Ich habe mich an einem Donnerstag vor einigen Jahren nicht in diesen Taxedo gezwängt, um einen der beiden Filme zu sehen – beide stehen in meinem Videoregal. Es ging mir eher um die Illusion, die mir da angeboten wurde. Das Märchen von einer sauberen, politisch korrekten Welt, in der Namen wie Fritz Lang, Peter Lorre, Michael Curtiz und Charles Chaplin den Olymp füllen. Eine Welt, die in der Regel entweder mit einem Western oder mit einem der naiv-romantischen Frühwerke eines Georges Melis beginnt. Wenn wir die Geschichte des Kinos oberflächlich betrachten, ist an diesem Bild nichts auszusetzen.

Gehören Sie auch zu den Leuten, die das glauben? Haben Sie sich schon einmal gefragt, wieso die bewegten Bilder bald nach den ersten Vorführungen als schmuddeliger Schund verschrien waren, warum es sich für anständige Damen der Gesellschaft nicht schickte, auch nur darüber „gehört“ zu haben?
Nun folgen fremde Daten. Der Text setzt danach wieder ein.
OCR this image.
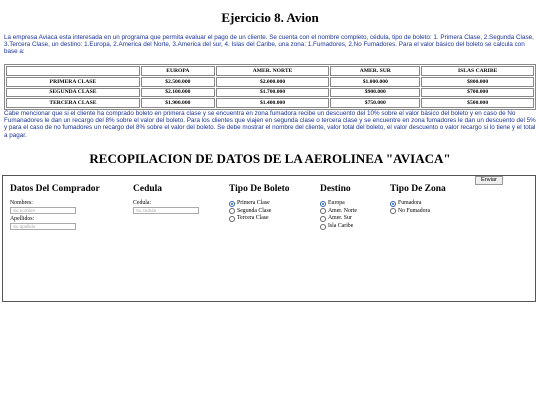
Ejercicio 8. Avion
La empresa Aviaca esta interesada en un programa que permita evaluar el pago de un cliente. Se cuenta con el nombre completo, cédula, tipo de boleto: 1. Primera Clase, 2.Segunda Clase, 3.Tercera Clase, un destino: 1.Europa, 2.America del Norte, 3.America del sur, 4. Islas del Caribe, una zona: 1.Fumadores, 2.No Fumadores. Para el valor básico del boleto se calcula con base a:
	EUROPA	AMER. NORTE	AMER. SUR	ISLAS CARIBE
PRIMERA CLASE	$2.500.000	$2.000.000	$1.000.000	$800.000
SEGUNDA CLASE	$2.100.000	$1.700.000	$900.000	$700.000
TERCERA CLASE	$1.900.000	$1.400.000	$750.000	$500.000
Cabe mencionar que si el cliente ha comprado boleto en primera clase y se encuentra en zona fumadora recibe un descuento del 10% sobre el valor básico del boleto y en caso de No Fumanadores le dan un recargo del 8% sobre el valor del boleto. Para los clientes que viajen en segunda clase o tercera clase y se encuentre en zona fumadores le dan un descuento del 5% y para el caso de no fumadores un recargo del 8% sobre el valor del boleto. Se debe mostrar el nombre del cliente, valor total del boleto, el valor descuento o valor recargo si lo tiene y el total a pagar.
RECOPILACION DE DATOS DE LA AEROLINEA "AVIACA"
Enviar
Datos Del Comprador
Nombres:
Su nombre
Apellidos:
Su apellido
Cedula
Cedula:
Su cedula
Tipo De Boleto
Primera Clase
Segunda Clase
Tercera Clase
Destino
Europa
Amer. Norte
Amer. Sur
Isla Caribe
Tipo De Zona
Fumadora
No Fumadora
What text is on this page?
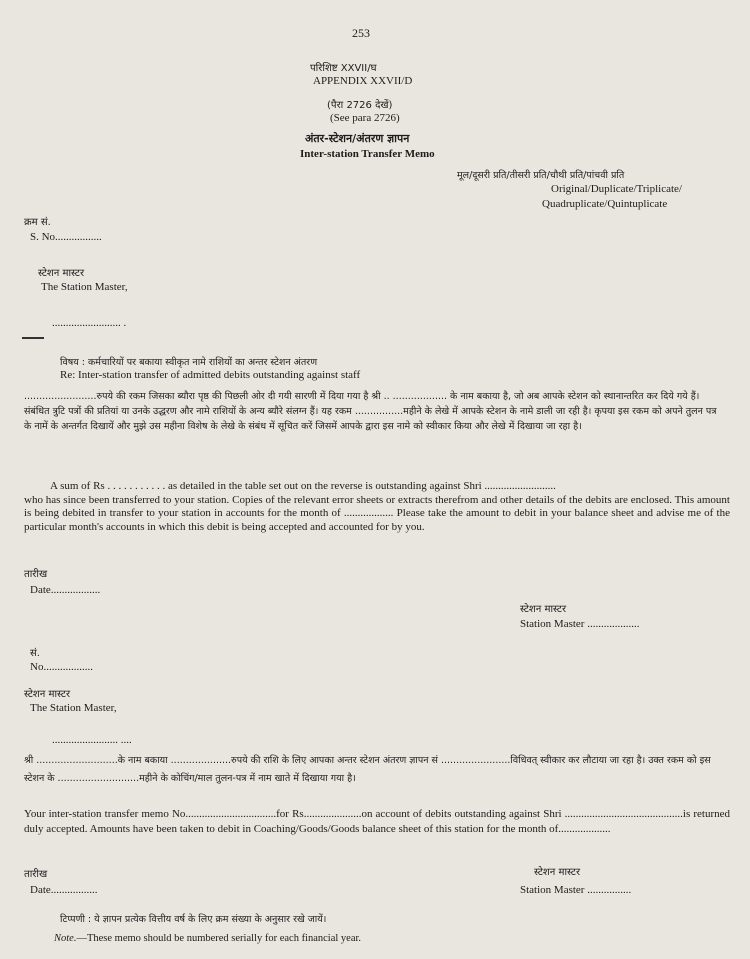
253
परिशिष्ट XXVII/घ
APPENDIX XXVII/D
(पैरा 2726 देखें)
(See para 2726)
अंतर-स्टेशन/अंतरण ज्ञापन
Inter-station Transfer Memo
मूल/दूसरी प्रति/तीसरी प्रति/चौथी प्रति/पांचवी प्रति
Original/Duplicate/Triplicate/
Quadruplicate/Quintuplicate
क्रम सं.
S. No.................
स्टेशन मास्टर
The Station Master,
......................... .
विषय : कर्मचारियों पर बकाया स्वीकृत नामे राशियों का अन्तर स्टेशन अंतरण
Re: Inter-station transfer of admitted debits outstanding against staff
........................रुपये की रकम जिसका ब्यौरा पृष्ठ की पिछली ओर दी गयी सारणी में दिया गया है श्री .. .................. के नाम बकाया है, जो अब आपके स्टेशन को स्थानान्तरित कर दिये गये हैं। संबंधित त्रुटि पत्रों की प्रतियां या उनके उद्धरण और नामे राशियों के अन्य ब्यौरे संलग्न हैं। यह रकम ................महीने के लेखे में आपके स्टेशन के नामे डाली जा रही है। कृपया इस रकम को अपने तुलन पत्र के नामें के अन्तर्गत दिखायें और मुझे उस महीना विशेष के लेखे के संबंध में सूचित करें जिसमें आपके द्वारा इस नामे को स्वीकार किया और लेखे में दिखाया जा रहा है।
A sum of Rs . . . . . . . . . . . as detailed in the table set out on the reverse is outstanding against Shri ..........................
who has since been transferred to your station. Copies of the relevant error sheets or extracts therefrom and other details of the debits are enclosed. This amount is being debited in transfer to your station in accounts for the month of .................. Please take the amount to debit in your balance sheet and advise me of the particular month's accounts in which this debit is being accepted and accounted for by you.
तारीख
Date..................
स्टेशन मास्टर
Station Master ...................
सं.
No..................
स्टेशन मास्टर
The Station Master,
........................ ....
श्री ...........................के नाम बकाया ....................रुपये की राशि के लिए आपका अन्तर स्टेशन अंतरण ज्ञापन सं .......................विधिवत् स्वीकार कर लौटाया जा रहा है। उक्त रकम को इस स्टेशन के ...........................महीने के कोचिंग/माल तुलन-पत्र में नाम खाते में दिखाया गया है।
Your inter-station transfer memo No.................................for Rs.....................on account of debits outstanding against Shri ...........................................is returned duly accepted. Amounts have been taken to debit in Coaching/Goods/Goods balance sheet of this station for the month of...................
तारीख
Date.................
स्टेशन मास्टर
Station Master ................
टिप्पणी : ये ज्ञापन प्रत्येक वित्तीय वर्ष के लिए क्रम संख्या के अनुसार रखे जायें।
Note.—These memo should be numbered serially for each financial year.
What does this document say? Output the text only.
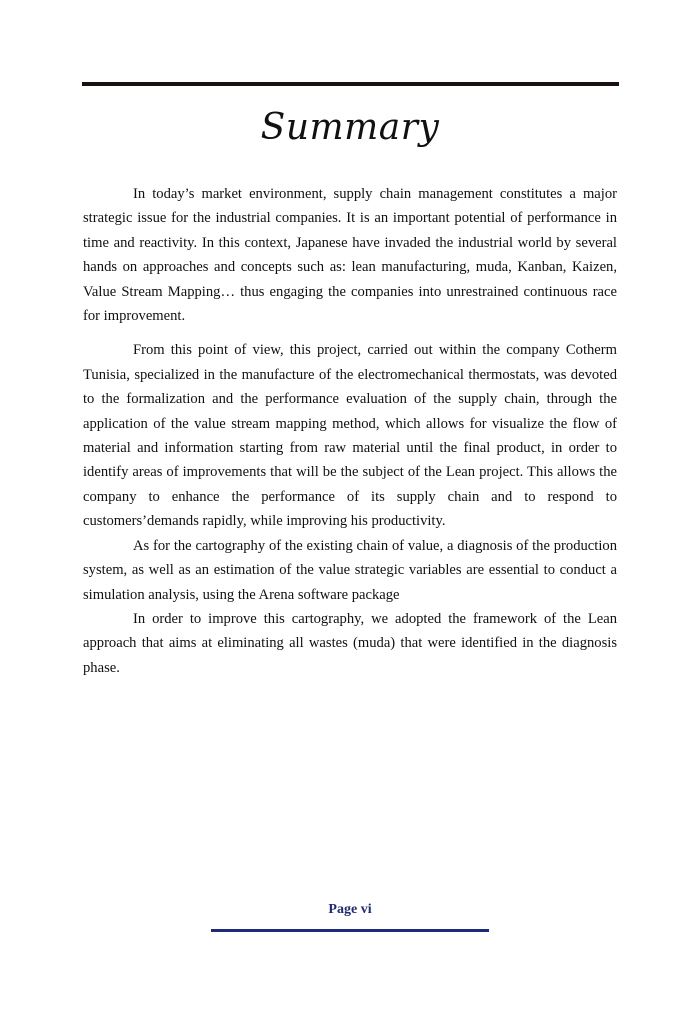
Summary

In today’s market environment, supply chain management constitutes a major strategic issue for the industrial companies. It is an important potential of performance in time and reactivity. In this context, Japanese have invaded the industrial world by several hands on approaches and concepts such as: lean manufacturing, muda, Kanban, Kaizen, Value Stream Mapping… thus engaging the companies into unrestrained continuous race for improvement.

From this point of view, this project, carried out within the company Cotherm Tunisia, specialized in the manufacture of the electromechanical thermostats, was devoted to the formalization and the performance evaluation of the supply chain, through the application of the value stream mapping method, which allows for visualize the flow of material and information starting from raw material until the final product, in order to identify areas of improvements that will be the subject of the Lean project. This allows the company to enhance the performance of its supply chain and to respond to customers’demands rapidly, while improving his productivity.

As for the cartography of the existing chain of value, a diagnosis of the production system, as well as an estimation of the value strategic variables are essential to conduct a simulation analysis, using the Arena software package

In order to improve this cartography, we adopted the framework of the Lean approach that aims at eliminating all wastes (muda) that were identified in the diagnosis phase.

Page vi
Was kann so verwerflich daran sein, einen Western gesehen oder etwas über Georges Melis gehört zu haben?

Irren sich unsere Filmhistoriker?
Unmöglich!
Dann bleibt nur noch eins – sie haben uns etwas verheimlicht!
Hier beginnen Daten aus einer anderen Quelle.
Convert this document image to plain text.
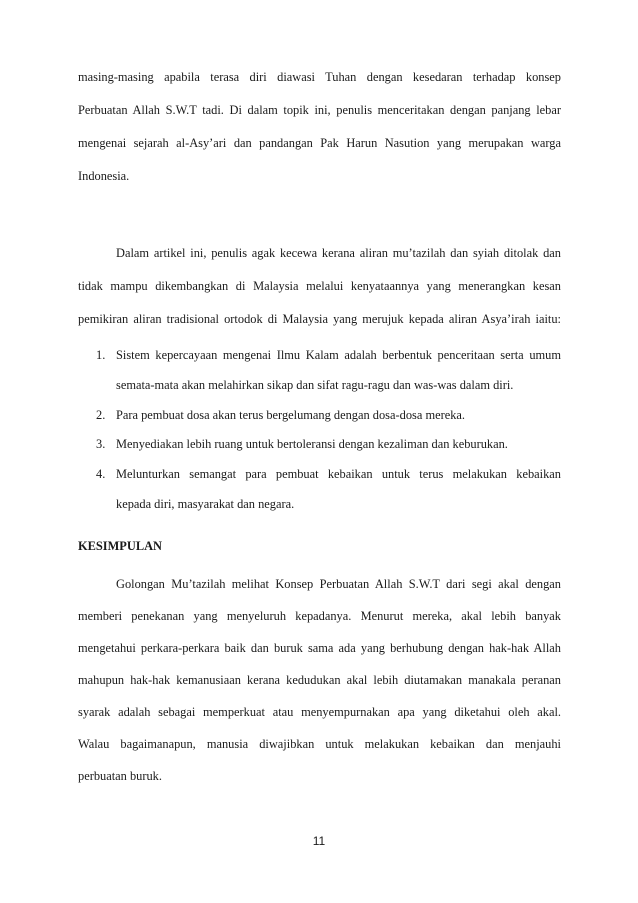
masing-masing apabila terasa diri diawasi Tuhan dengan kesedaran terhadap konsep
Perbuatan Allah S.W.T tadi. Di dalam topik ini, penulis menceritakan dengan panjang lebar
mengenai sejarah al-Asy’ari dan pandangan Pak Harun Nasution yang merupakan warga
Indonesia.
Dalam artikel ini, penulis agak kecewa kerana aliran mu’tazilah dan syiah ditolak dan
tidak mampu dikembangkan di Malaysia melalui kenyataannya yang menerangkan kesan
pemikiran aliran tradisional ortodok di Malaysia yang merujuk kepada aliran Asya’irah iaitu:
1. Sistem kepercayaan mengenai Ilmu Kalam adalah berbentuk penceritaan serta umum
semata-mata akan melahirkan sikap dan sifat ragu-ragu dan was-was dalam diri.
2. Para pembuat dosa akan terus bergelumang dengan dosa-dosa mereka.
3. Menyediakan lebih ruang untuk bertoleransi dengan kezaliman dan keburukan.
4. Melunturkan semangat para pembuat kebaikan untuk terus melakukan kebaikan
kepada diri, masyarakat dan negara.
KESIMPULAN
Golongan Mu’tazilah melihat Konsep Perbuatan Allah S.W.T dari segi akal dengan
memberi penekanan yang menyeluruh kepadanya. Menurut mereka, akal lebih banyak
mengetahui perkara-perkara baik dan buruk sama ada yang berhubung dengan hak-hak Allah
mahupun hak-hak kemanusiaan kerana kedudukan akal lebih diutamakan manakala peranan
syarak adalah sebagai memperkuat atau menyempurnakan apa yang diketahui oleh akal.
Walau bagaimanapun, manusia diwajibkan untuk melakukan kebaikan dan menjauhi
perbuatan buruk.
11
Stellen Sie sich folgende Szene vor:
Ein dunkler Saal, zur Hälfte gefüllt mit Männern aller Gesellschaftsschichten, einzeln oder in losen Grüppchen zusammenstehend. Die Luft ist schwer, eine undefinierbare Mischung verschiedenster Tabaksorten und Schweiß. Die Geräuschkulisse setzt sich aus dem kontinuierlichen Rattern eines Projektors und gelegentlich halblaut eingeworfenen Kommentaren aus dem Publikum zusammen, die mit etwas zu lautem Lachen quittiert werden. Einzige Lichtquelle ist besagter ratternder Projektor, der eine Folge von Bildern an eine kleine Leinwand wirft…
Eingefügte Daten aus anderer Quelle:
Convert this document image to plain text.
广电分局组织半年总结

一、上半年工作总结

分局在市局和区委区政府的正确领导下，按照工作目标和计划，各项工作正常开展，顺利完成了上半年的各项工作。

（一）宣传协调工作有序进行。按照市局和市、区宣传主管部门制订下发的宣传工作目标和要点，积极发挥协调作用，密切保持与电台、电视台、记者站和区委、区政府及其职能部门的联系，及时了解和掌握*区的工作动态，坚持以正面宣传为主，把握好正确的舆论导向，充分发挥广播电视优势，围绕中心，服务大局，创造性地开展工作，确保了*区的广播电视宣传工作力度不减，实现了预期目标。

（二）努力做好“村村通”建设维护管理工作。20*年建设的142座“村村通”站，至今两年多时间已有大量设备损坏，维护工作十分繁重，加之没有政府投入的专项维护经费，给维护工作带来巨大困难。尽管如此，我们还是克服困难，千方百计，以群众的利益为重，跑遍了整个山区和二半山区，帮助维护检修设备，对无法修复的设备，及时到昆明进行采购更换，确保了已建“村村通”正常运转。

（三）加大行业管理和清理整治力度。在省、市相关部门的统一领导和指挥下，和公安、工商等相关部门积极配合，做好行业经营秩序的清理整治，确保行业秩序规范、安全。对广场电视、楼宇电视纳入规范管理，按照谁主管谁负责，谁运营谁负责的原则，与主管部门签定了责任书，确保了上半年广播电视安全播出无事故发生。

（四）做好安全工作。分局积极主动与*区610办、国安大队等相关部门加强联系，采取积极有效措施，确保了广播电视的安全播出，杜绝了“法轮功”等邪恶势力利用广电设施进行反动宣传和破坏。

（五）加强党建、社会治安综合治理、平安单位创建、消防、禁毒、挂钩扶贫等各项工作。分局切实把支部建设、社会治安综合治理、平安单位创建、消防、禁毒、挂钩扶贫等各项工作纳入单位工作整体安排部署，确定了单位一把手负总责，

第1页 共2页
Wenden wir uns der Leinwand zu, um zu ergründen, was da so markig moderiert wird: Eine junge Frau kniet auf dem Boden, ihr Rock ist zufällig, wie Röcke das so an sich haben, über ihre Hüften nach oben gerutscht, was uns freien Blick auf Gesäß und Scham gewährt. Vor ihr steht ein nicht ganz so junger, auch nicht ganz so schlanker Herr, dessen Hose in genau die andere Richtung verrutscht ist. Allerdings scheint ihn das nicht weiter zu stören, er ist zu sehr damit beschäftigt, sein eregiertes Glied rhythmisch zwischen den Lippen der vor ihm knieenden Schönheit zu bewegen. Nach einiger Zeit betritt ein zweiter Mann von ähnlicher Statur die Szene. Kurzerhand paßt er sich den vorherrschenden modischen Zwängen – man trägt die Hose unten! – an, um sich sodann eingehend mit den anatomischen Gegebenheiten der verbleibenden Körperöffnungen der (noch immer knienden) jungen Dame zu beschäftigen…

„Nichts außergewöhnliches“, werden Sie sagen – das sieht man in jedem x-beliebigen aki-Kino an jedem x-beliebigen Hauptbahnhof. Vielleicht ist es nicht einmal außergewöhnlich, daß sich eben diese Szene irgendwann Ende des 19. Jahrhunderts bereits genau so abgespielt hat. Nicht in einem Non-Stop-Kino, sondern eher im Hinterzimmer eines Herrenclubs oder in einem unauffälligen Zelt am Rand des Jahrmarkts.

Glauben Sie immer noch an Georges Melis?

Es soll hier nicht der Streit aufgewärmt werden, welches Filmgewerbe nun das älteste der Welt ist. Die meisten der heute noch gängigen Genres waren relativ früh im Film vertreten und paßten sich über die Jahre und Jahrzehnte einer sich entwickelnden Gesellschaft an. Bis auf eine Ausnahme. Ironischerweise ist es eines der frühesten Filmgenres, das sich über mehr als hundert Jahre in seiner Aufmachung so gut wie gar nicht geändert hat – der Pornofilm, dem der zweite Abend des „American Outlaw Cinema“ gewidmet ist.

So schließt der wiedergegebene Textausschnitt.